Configuration Key Metrics Notes
SaFa* (Self-Loop Swap only) FD 6.98, I-LPIPS 0.36 Effectively resolves aliasing; cross-view consistency slightly weaker
SaFa (full) FD 6.84, I-StyleL 1.36 Reference-Guided Swap further improves global consistency
Extension to 72s FD 6.98, CLAP 0.54 Performance remains stable
SaFa on U-Net vs. DiT Best performance on both Architecture-agnostic
MAD on DiT FID 65.10 Severe degradation due to positional encoding repetition
\(r_{guide}=0.3\) Best similarity–diversity trade-off Default setting
\(w=1\) (frame-level swap) Smoothest transition Optimal swap interval

Key Findings

  • The averaging operation is the direct cause of spectrum aliasing—Fourier analysis clearly demonstrates its progressive suppression of high-frequency components.
  • The latent swap operators adaptively restore high-frequency details by exploiting the divergence of differentiated trajectories, recovering frequency distributions comparable to non-overlapping regions.
  • SaFa surpasses even training-based methods in audio generation (vs.
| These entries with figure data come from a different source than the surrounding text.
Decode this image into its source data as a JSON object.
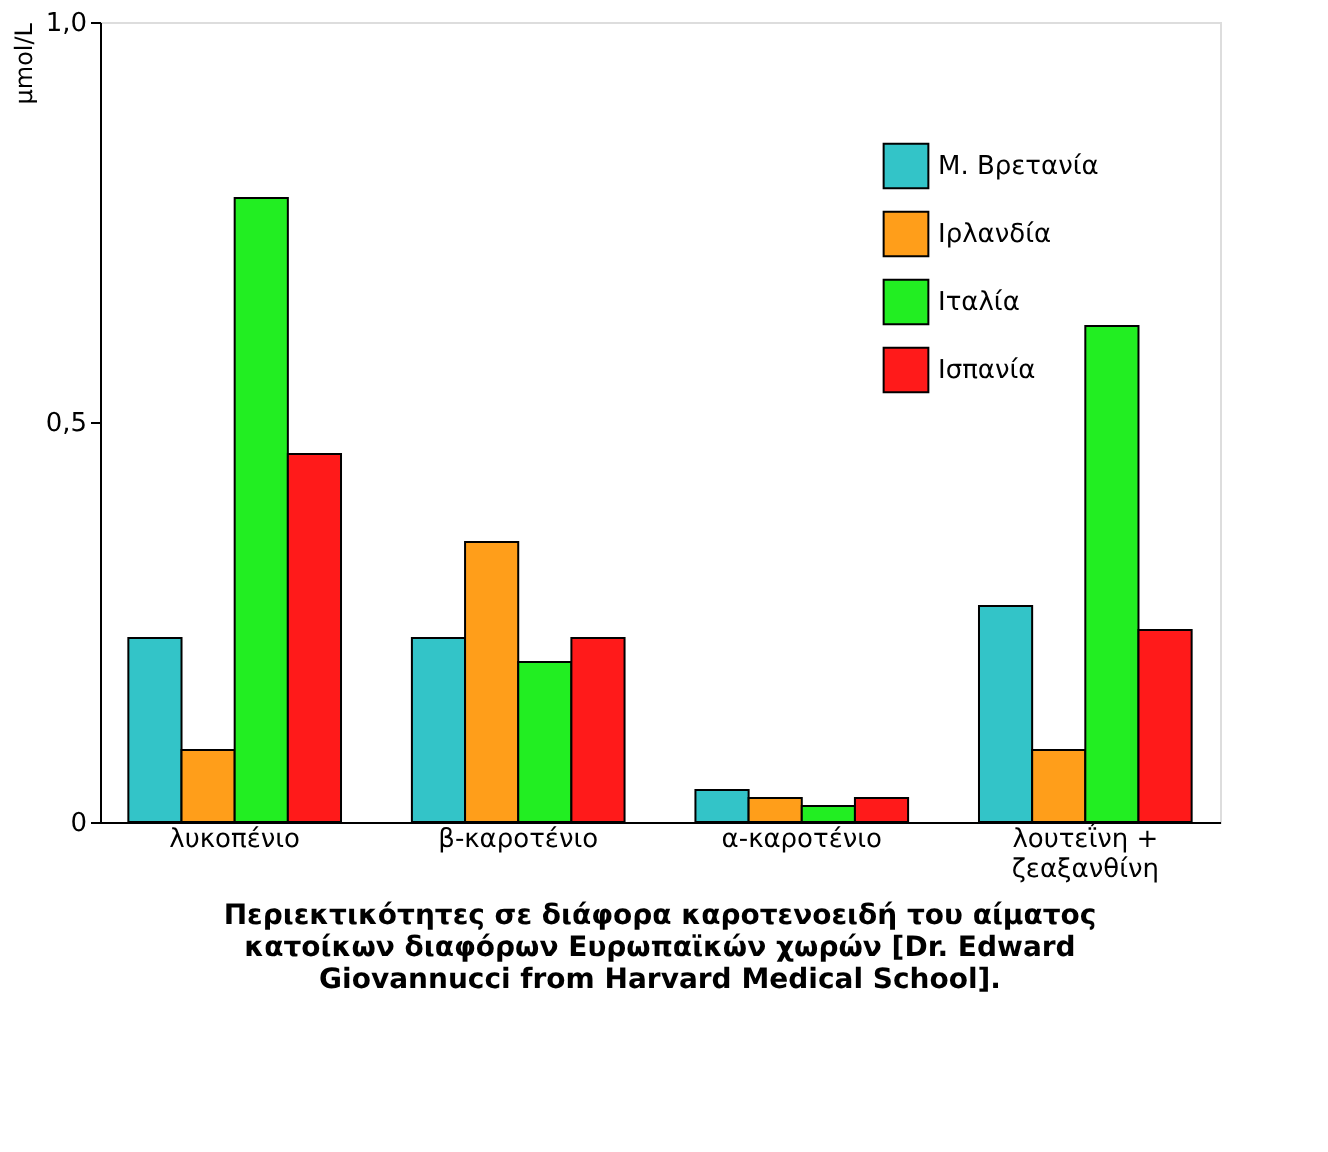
{
  "chart_data": {
    "type": "bar",
    "ylabel": "μmol/L",
    "categories": [
      "λυκοπένιο",
      "β-καροτένιο",
      "α-καροτένιο",
      "λουτεΐνη + ζεαξανθίνη"
    ],
    "series": [
      {
        "name": "Μ. Βρετανία",
        "color": "#33c4c8",
        "values": [
          0.23,
          0.23,
          0.04,
          0.27
        ]
      },
      {
        "name": "Ιρλανδία",
        "color": "#ff9e1a",
        "values": [
          0.09,
          0.35,
          0.03,
          0.09
        ]
      },
      {
        "name": "Ιταλία",
        "color": "#22ee22",
        "values": [
          0.78,
          0.2,
          0.02,
          0.62
        ]
      },
      {
        "name": "Ισπανία",
        "color": "#ff1a1a",
        "values": [
          0.46,
          0.23,
          0.03,
          0.24
        ]
      }
    ],
    "ylim": [
      0,
      1
    ],
    "yticks": [
      0,
      {
        "value": 0.5,
        "label": "0,5"
      },
      {
        "value": 1,
        "label": "1,0"
      }
    ],
    "grid": false,
    "legend": "top right",
    "annotations": [
      "Περιεκτικότητες σε διάφορα καροτενοειδή του αίματος κατοίκων διαφόρων Ευρωπαϊκών χωρών [Dr. Edward Giovannucci from Harvard Medical School]."
    ]
  }
}
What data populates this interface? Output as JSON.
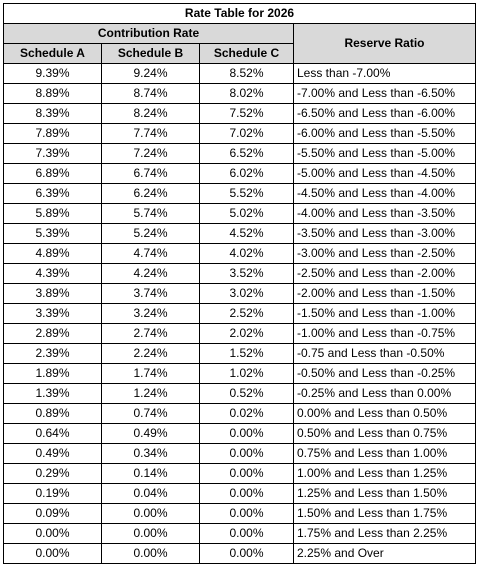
{
  "title": "Rate Table for 2026",
  "group_header": "Contribution Rate",
  "reserve_header": "Reserve Ratio",
  "schedules": [
    "Schedule A",
    "Schedule B",
    "Schedule C"
  ],
  "rows": [
    [
      "9.39%",
      "9.24%",
      "8.52%",
      "Less than -7.00%"
    ],
    [
      "8.89%",
      "8.74%",
      "8.02%",
      "-7.00% and Less than -6.50%"
    ],
    [
      "8.39%",
      "8.24%",
      "7.52%",
      "-6.50% and Less than -6.00%"
    ],
    [
      "7.89%",
      "7.74%",
      "7.02%",
      "-6.00% and Less than -5.50%"
    ],
    [
      "7.39%",
      "7.24%",
      "6.52%",
      "-5.50% and Less than -5.00%"
    ],
    [
      "6.89%",
      "6.74%",
      "6.02%",
      "-5.00% and Less than -4.50%"
    ],
    [
      "6.39%",
      "6.24%",
      "5.52%",
      "-4.50% and Less than -4.00%"
    ],
    [
      "5.89%",
      "5.74%",
      "5.02%",
      "-4.00% and Less than -3.50%"
    ],
    [
      "5.39%",
      "5.24%",
      "4.52%",
      "-3.50% and Less than -3.00%"
    ],
    [
      "4.89%",
      "4.74%",
      "4.02%",
      "-3.00% and Less than -2.50%"
    ],
    [
      "4.39%",
      "4.24%",
      "3.52%",
      "-2.50% and Less than -2.00%"
    ],
    [
      "3.89%",
      "3.74%",
      "3.02%",
      "-2.00% and Less than -1.50%"
    ],
    [
      "3.39%",
      "3.24%",
      "2.52%",
      "-1.50% and Less than -1.00%"
    ],
    [
      "2.89%",
      "2.74%",
      "2.02%",
      "-1.00% and Less than -0.75%"
    ],
    [
      "2.39%",
      "2.24%",
      "1.52%",
      "-0.75 and Less than -0.50%"
    ],
    [
      "1.89%",
      "1.74%",
      "1.02%",
      "-0.50% and Less than -0.25%"
    ],
    [
      "1.39%",
      "1.24%",
      "0.52%",
      "-0.25% and Less than 0.00%"
    ],
    [
      "0.89%",
      "0.74%",
      "0.02%",
      "0.00% and Less than 0.50%"
    ],
    [
      "0.64%",
      "0.49%",
      "0.00%",
      "0.50% and Less than 0.75%"
    ],
    [
      "0.49%",
      "0.34%",
      "0.00%",
      "0.75% and Less than 1.00%"
    ],
    [
      "0.29%",
      "0.14%",
      "0.00%",
      "1.00% and Less than 1.25%"
    ],
    [
      "0.19%",
      "0.04%",
      "0.00%",
      "1.25% and Less than 1.50%"
    ],
    [
      "0.09%",
      "0.00%",
      "0.00%",
      "1.50% and Less than 1.75%"
    ],
    [
      "0.00%",
      "0.00%",
      "0.00%",
      "1.75% and Less than 2.25%"
    ],
    [
      "0.00%",
      "0.00%",
      "0.00%",
      "2.25% and Over"
    ]
  ]
}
AudioGen, Stable Audio) without requiring any additional training.
  • MAD degrades severely on DiT architectures due to positional encoding repetition introduced by attention window extension—a problem SaFa entirely avoids.
  • Reference-Guided Swap can be interpreted as a frame-level Blended Diffusion, achieving global style synchronization while preserving local coherence.
  • SaFa requires an overlap rate of only 0.2 (far below the 0.8 typical for MD-based methods), substantially reducing the number of sub-views and computational overhead.

Highlights & Insights

  • The Connectivity Inheritance analysis of VAE latent space and the identification of the root cause of spectrum aliasing hold independent academic value.
  • Replacing averaging with simple binary swapping is intuitively inelegant yet highly effective—exploiting the inherent stability of the diffusion process.
  • The triple generality—modality-agnostic (audio + image), architecture-agnostic (U-Net + DiT), and training-free—makes the method exceptionally practical.
  • The efficiency advantage is substantial: 2–20× speedup with simultaneously superior quality.

Limitations & Future Work

  • Applicability to 1D wave-based VAE latent representations or discrete token representations remains to be validated.
  • Reference-Guided Swap relies on a single reference trajectory, which may constrain content diversity in semantically heterogeneous panoramas.
  • The optimal choices of swap interval \(w\) and guidance ratio \(r_{guide}\) still require task-specific tuning.
  • Extension to higher-dimensional long-form generation tasks such as video generation remains unexplored.
  • Relative to MultiDiffusion and SyncDiffusion, SaFa addresses the gap in joint diffusion for spectrogram-based generation.
  • The latent swap concept is generalizable to other diffusion-based generation tasks requiring spatial or temporal consistency, such as video and 3D texture synthesis.
  • The Connectivity Inheritance finding offers insight into how information preservation properties are encoded by VAEs.

Rating

  • Novelty: ⭐⭐⭐⭐ In-depth analysis of spectrum aliasing root causes; the idea of replacing averaging with latent swapping is original.
  • Experimental Thoroughness: ⭐⭐⭐⭐⭐ Dual modalities (audio + image), dual architectures (U-Net + DiT), multiple lengths, and user studies.
  • Writing Quality: ⭐⭐⭐⭐ Thorough analysis and rich visualizations, though notation is dense.
  • Value: ⭐⭐⭐⭐⭐ Training-free and plug-and-play, with both efficiency and quality advantages; extremely high practical value.